The first thing needed is the rectification of names.
-- Confucius, Analects 13:3
Nature Chemical Biology 5, 521 - 525 (2009); The Rectification of Names
I might note also that some of the literature is confused and some of it is just plain wrong.
--- John Pierce, Symbols, Signals and Noise: The Nature and Process of Communication, 1961, preface, x.
Information theory and molecular biology touch on a huge number of topics, as shown by the icon to the right. (Click on it to see the detail.) As a result there are many ways that one can get into intellectual trouble and many of these are widely repeated in the literature. This page is devoted to listing the pitfalls that I have come across and needed to solve to create a consistent theory. Not everything that is in the literature is correct!
Using ambiguous or poor terminology
A sequence logo is not a consensus sequence. Despite the title of our original paper "Sequence Logos: A New Way to Display Consensus Sequences", a sequence logo is not a consensus. The strictest consensus may be read from the top letters while the anti-consensus from the bottom letters. Any combination can be read from the letters in between.
Confusing a model with reality: consensus sequences. The main example is confusing a consensus sequence (a model) with a binding site (a natural phenomenon). See The Consensus Sequence Hall of Fame and the paper Consensus Sequence Zen.
Using the popular meaning of the term 'information'. In physics it is well understood that the term 'force' has a precise technical definition, and this allows one to write Newton's famous equation F = M A (force is mass times acceleration). This is quite different from the popular use of the term force as in 'the force of my rhetoric'. It is clear that usually the phrase 'my rhetoric' is not meant to be an acceleration applied to the mass of your brain! Likewise, Shannon defined information in a precise technical sense. Beware of writers who slip from the technical definition into the popular one. You can tell when someone is being precise by seeing if they report the amount of information in bits. If what they are saying is not in bits or they don't indicate exactly how to compute the bits, then they are probably using the popular meaning.

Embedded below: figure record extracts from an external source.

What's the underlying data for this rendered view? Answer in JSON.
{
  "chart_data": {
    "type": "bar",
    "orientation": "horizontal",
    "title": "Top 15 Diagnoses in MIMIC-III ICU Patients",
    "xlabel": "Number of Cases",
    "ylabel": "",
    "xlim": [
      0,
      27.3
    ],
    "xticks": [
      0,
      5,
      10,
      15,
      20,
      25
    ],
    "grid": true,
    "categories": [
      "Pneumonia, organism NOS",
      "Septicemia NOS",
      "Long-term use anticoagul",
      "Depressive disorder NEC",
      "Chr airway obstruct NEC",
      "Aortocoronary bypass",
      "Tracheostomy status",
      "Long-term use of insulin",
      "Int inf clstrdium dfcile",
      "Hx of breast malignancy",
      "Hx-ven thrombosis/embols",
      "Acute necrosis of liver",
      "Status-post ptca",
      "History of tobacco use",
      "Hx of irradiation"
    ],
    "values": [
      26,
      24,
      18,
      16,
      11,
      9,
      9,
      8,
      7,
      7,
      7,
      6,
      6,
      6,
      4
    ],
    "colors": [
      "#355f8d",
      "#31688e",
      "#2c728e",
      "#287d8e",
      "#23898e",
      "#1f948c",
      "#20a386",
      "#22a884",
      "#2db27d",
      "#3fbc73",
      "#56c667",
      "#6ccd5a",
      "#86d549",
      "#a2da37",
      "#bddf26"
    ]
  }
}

Thinking that information (R) is the same as uncertainty (H). Because of noise, after a communication there is always some uncertainty remaining, H_{after} and this must be subtracted from the uncertainty before the communication is sent, H_{before}. In combination with the R/H pitfall, this pitfall has lead many authors to conclude that information is randomness. Examples:
Information' is, of course, not the very opposite of randomness. Elitzur is using the word 'information' in the semantic sense as synonym for knowledge or meaning. Everyone knows that a random sequence, that is, one chosen without intersymbol restrictions or influence, carries the most information in the sense use by Shannon and in computer technology. ...to which I (Tom Schneider) responded:
Here you have made the mistake of setting Hafter to zero. So a random sequence going into a receiver does not decrease the uncertainty of the receiver and so no information is received. But a message does allow for the decrease. Even the same signal can be information to one receiver and noise to another, depending on the receiver!
Treating
Uncertainty (H) and Entropy (S) as identical
OR treating them as completely unrelated.
The former philosophy
is clearly incorrect because uncertainty has units
of bits per symbol while
entropy has units Joules per Kelvin.
The latter philosophy is overcome by noting that
the two can be related
if one can correlate
the probabilities of
microstates of the system
under consideration
with probabilities of the symbols.
See
Theory of Molecular Machines.
II. Energy Dissipation from Molecular Machines
(J. Theor. Biol.
148
125-137,
1991)
for how to do this.
There's a story told by Tribus about the origin of this confusion:
What's in a name? In the case of Shannon's measure the naming was not accidental. In 1961 one of us (Tribus) asked Shannon what he had thought about when he had finally confirmed his famous measure. Shannon replied: "My greatest concern was what to call it. I thought of calling it 'information,' but the word was overly used, so I decided to call it 'uncertainty.' When I discussed it with John von Neumann, he had a better idea. Von Neumann told me, 'You should call it entropy, for two reasons. In the first place your uncertainty function has been used in statistical mechanics under that name, so it already has a name. In the second place, and more important, no one knows what entropy really is, so in a debate you will always have the advantage.'Examples:
-- M. Tribus and E. C. McIrvine, Energy and Information, Sci. Am., 225, 3, 179-188, September, 1971. https://doi.org/10.1038/scientificamerican0971-179
Using the term "Shannon entropy". Although Shannon himself did this, it was a mistake because it leads to thinking that the thermodynamic entropy is the same as the "Shannon Entropy". There are two extreme classes of error:
Ignoring the number Zero. Molecular biologists are often not including zero in their counting systems. Surprisingly, zero was invented several thousand years ago. Physicists are shocked when I tell them that to some molecular biologists, counting goes like this: -3, -2, -1, +1, +2, +3 ...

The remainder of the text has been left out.